Suppose a relative calls you up and says they have two houses they want to give you, free and clear with no strings attached. The houses are worth more than $500,000, or at least that what tax records say they are worth.

Would you take them? Is there a catch? Would you be suspicious?

Well, this is not unlike what is transpiring with Harford County government's proposal to give away two houses it owns on Tollgate Road, across from the Equestrian Center, to Catholic Charities, whose Anna's House affiliate has been using the properties for years as a temporary shelter for displaced women and their children.

The county administration says it doesn't need the houses and wants the Harford County Council to declare them surplus. Since the nonprofit Catholic Charities is already using the houses for a worthwhile cause, why not let the organization own them outright? That will free the county from having to maintain the dwellings and pay the overhead, which one county official says comes about to about $40,000 a year.
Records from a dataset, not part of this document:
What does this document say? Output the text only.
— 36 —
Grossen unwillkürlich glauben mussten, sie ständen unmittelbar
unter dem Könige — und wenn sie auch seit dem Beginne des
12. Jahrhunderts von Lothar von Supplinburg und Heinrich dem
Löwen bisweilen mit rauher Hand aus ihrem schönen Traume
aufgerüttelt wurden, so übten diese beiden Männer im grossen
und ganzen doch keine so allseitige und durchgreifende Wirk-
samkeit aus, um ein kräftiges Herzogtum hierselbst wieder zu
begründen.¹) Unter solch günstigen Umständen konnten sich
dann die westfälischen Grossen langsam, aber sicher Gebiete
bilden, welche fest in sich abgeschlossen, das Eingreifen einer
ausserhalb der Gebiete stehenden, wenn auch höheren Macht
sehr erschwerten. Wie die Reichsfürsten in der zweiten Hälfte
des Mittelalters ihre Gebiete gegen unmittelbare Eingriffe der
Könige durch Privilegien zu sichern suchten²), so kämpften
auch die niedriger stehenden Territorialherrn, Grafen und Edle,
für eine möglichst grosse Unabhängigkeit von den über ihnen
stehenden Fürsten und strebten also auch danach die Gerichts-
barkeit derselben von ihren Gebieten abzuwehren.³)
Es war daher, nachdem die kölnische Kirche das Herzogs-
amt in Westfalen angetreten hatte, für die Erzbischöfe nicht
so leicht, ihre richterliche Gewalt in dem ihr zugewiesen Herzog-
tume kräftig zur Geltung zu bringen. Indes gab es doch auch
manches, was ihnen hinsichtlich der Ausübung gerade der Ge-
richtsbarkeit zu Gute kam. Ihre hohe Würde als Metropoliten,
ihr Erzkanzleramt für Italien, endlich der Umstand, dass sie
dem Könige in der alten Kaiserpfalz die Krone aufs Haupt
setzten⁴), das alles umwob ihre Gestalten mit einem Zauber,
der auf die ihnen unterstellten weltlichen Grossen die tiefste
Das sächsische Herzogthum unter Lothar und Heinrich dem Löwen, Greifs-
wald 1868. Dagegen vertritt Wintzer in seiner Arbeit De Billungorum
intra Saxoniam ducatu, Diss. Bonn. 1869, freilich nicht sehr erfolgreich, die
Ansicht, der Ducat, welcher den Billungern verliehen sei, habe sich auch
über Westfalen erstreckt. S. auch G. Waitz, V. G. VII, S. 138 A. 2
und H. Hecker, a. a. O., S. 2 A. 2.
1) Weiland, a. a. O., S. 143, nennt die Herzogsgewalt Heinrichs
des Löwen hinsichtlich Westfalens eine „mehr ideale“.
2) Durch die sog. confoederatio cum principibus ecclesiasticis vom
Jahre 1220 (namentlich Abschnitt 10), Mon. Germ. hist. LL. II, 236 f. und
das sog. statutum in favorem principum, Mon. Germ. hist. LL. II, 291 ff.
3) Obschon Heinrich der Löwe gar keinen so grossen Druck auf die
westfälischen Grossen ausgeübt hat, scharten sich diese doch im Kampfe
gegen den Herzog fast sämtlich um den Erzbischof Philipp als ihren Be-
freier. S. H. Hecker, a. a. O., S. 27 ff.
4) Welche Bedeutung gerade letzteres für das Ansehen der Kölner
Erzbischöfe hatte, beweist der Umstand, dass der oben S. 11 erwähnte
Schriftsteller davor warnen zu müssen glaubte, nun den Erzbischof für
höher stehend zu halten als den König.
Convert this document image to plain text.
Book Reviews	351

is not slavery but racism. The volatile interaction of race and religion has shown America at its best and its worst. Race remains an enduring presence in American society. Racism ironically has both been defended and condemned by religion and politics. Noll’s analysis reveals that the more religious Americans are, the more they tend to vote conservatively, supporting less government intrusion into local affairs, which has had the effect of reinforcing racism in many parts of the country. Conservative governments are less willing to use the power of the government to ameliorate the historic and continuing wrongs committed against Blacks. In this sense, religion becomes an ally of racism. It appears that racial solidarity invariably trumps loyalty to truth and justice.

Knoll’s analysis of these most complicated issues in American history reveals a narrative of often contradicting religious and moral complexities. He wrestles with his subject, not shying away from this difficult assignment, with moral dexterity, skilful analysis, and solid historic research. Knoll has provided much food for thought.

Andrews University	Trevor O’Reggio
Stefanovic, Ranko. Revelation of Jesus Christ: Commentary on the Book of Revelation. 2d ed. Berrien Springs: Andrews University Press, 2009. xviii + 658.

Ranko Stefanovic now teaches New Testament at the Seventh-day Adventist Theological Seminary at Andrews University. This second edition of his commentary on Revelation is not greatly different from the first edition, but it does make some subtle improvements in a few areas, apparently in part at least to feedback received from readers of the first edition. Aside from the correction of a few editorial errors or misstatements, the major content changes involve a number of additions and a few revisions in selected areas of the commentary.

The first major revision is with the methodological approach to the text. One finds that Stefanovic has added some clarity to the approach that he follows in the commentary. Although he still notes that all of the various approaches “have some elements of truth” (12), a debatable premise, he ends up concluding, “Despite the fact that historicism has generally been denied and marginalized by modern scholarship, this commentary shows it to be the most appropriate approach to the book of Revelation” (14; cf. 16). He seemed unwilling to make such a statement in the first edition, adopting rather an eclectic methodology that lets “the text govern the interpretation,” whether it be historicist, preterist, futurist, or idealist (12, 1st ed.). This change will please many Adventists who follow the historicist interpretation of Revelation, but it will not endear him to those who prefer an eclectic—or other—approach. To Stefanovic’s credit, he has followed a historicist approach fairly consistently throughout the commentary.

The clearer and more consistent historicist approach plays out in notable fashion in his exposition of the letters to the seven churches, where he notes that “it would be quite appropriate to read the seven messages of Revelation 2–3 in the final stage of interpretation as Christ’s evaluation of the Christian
Sounds like a good deal all around, doesn't it? The county frees itself from an annual expense. The shelter service, obviously needed, will continue. The responsible operator of the shelter, Catholic Charities, becomes the responsible owner of the property.

But, is this really a good deal for us county's taxpayers? Based on the houses' assessed tax value, the county is giving away two dwellings and a little more than two acres that have a collective value of more than half a million dollars. Should we taxpayers condone just giving our valuable real estate away, even to a charity?

True, the Tollgate Road property might not be worth that much on the open market. The houses sit less than 100 yards from the Bel Air Bypass. Thousands of people walk by them weekly on the neighboring Ma & Pa Trail, and immediately to the east of them is a former dump. One house is about 50 years old, the other 15 years old. They will need repairs, some of them no doubt quite expensive. The county doesn't receive any rent or tax revenue from them now, so why keep them?

I'm not opposed to this deal per se. Still, there do seem to be some obvious questions that need to be answered:

Will the new owner be restricted to what the property can be used for? The current use is innocuous, but what if Catholic Charities decided the property might be better used for a soup kitchen like Our Daily Bread, or for a halfway house for people coming out of jail, or for a drug rehab center. Would we taxpayers be less inclined to favor giving the houses away? Suppose they end up as a treatment center for pedophile priests? You say that's preposterous? I say you are naive.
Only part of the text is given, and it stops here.